I think it’s not one or the other, but a question of figuring out the right relationship between the analogue and the digital. Museums are fundamentally about the preservation and understanding of physical objects, and we mustn’t lose sight of that. For many people, there’s nothing more exciting than looking at and understanding a work of art from the past. That takes work and concentration, and sometimes the danger of the digital is that it makes everything seem so easy and predigested. We have to create an environment that keeps curiosity alive.

There’s talk these days of a slow art movement.

Exactly. I think we’re all going to be looking for the right balance between slow art and digital.

Going back to your arrival at the Fine Art Museums of San Francisco, the institution has been whipsawed over the past decade by two much-heralded directors who came, got everyone excited, and then left after tiny, two-year tenures. What is the climate like currently at the museum, and how do you plan to provide assurances of stability?

There’s good reason actually for the climate to be positive. Max Hollein and the board stabilized finances and established a strong set of strategic goals, and the management team did a very good job of running things between directors. I’m looking forward to an onboarding that’s as seamless as possible. And I’m sure the staff understands that I’ve had only two jobs in my life, one where I stayed for seven years and the other where I stayed for 23. People will realize it’s not in my nature to hop around.

Fairly or not, your departure from the Met occurred under a cloud of allegations of financial overreach and staff disgruntlement, after the New York Times asked “Is the Met Museum ‘a Great Institution in Decline’?” How has that shaped your reception in San Francisco? Is there anything you plan to do to put that firmly in the past?

I had good and wide-ranging discussions with the search committee about my experience running the Met. We were open about everything, including the many achievements of the Met’s team during my tenure. Now that I’m here in San Francisco, my immediate goal is to get to know everyone well, to listen carefully, and to understand people’s hopes and concerns. Everything else will flow from there.

What role will contemporary art play across the two institutions? The museums have only been collecting it since 1988, but under Max Hollein contemporary art gained a bit more of the spotlight, which audiences seemed to respond to positively. 

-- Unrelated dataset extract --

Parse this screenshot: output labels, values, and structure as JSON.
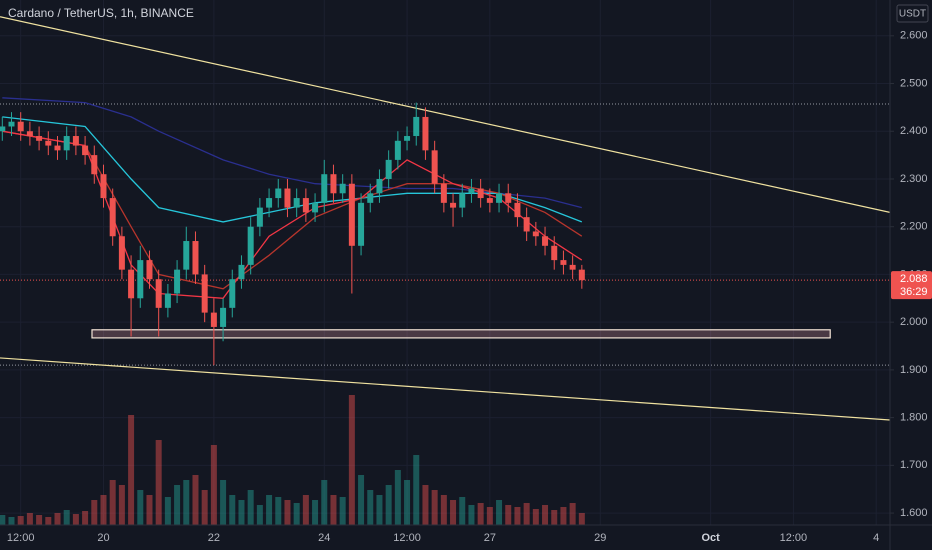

Audiences want to see museums thoughtfully engaging with Modern and contemporary, but it mustn’t be at the expense of attention for our historical collections. We need to find the right balance. Fortunately, Max laid the groundwork here, establishing a new department of Modern and contemporary art that has programs in both the museums. I look forward to continuing that program.

Will there be an expansion of the museum as well? Dede Wilsey, the president of the Fine Art Museums’ board, has been said to want to expand into the 66,000-square-foot lot next to the de Young. Is that on the table?

I think it’s much too early to begin speculating about expansion. I am interested in learning more about the possibilities.

What is your relationship with Dede Wilsey like? Did you know each other from before your appointment?

We were acquainted before the search began. I feel we’ve already forged a good partnership, and look forward to the many successes it is sure to deliver.   

What did you learn at the Met that you plan to apply in San Francisco? 

I’m proud of what we achieved at the Met in terms of program, audiences, collections, digitization, and modernization in general. If I had to sum up the lessons from 30,000 feet, I’d say that many large museums are trying to find the right balance between traditional programming and programming that is relevant and appealing to new audiences. Inevitably, tensions arise. I look forward in San Francisco to addressing these issues in a way that’s specific to these museums and this community. And I strongly believe that communication is key. It’s why my highest priority now is to listen to our staff, our board, our donors, and our community.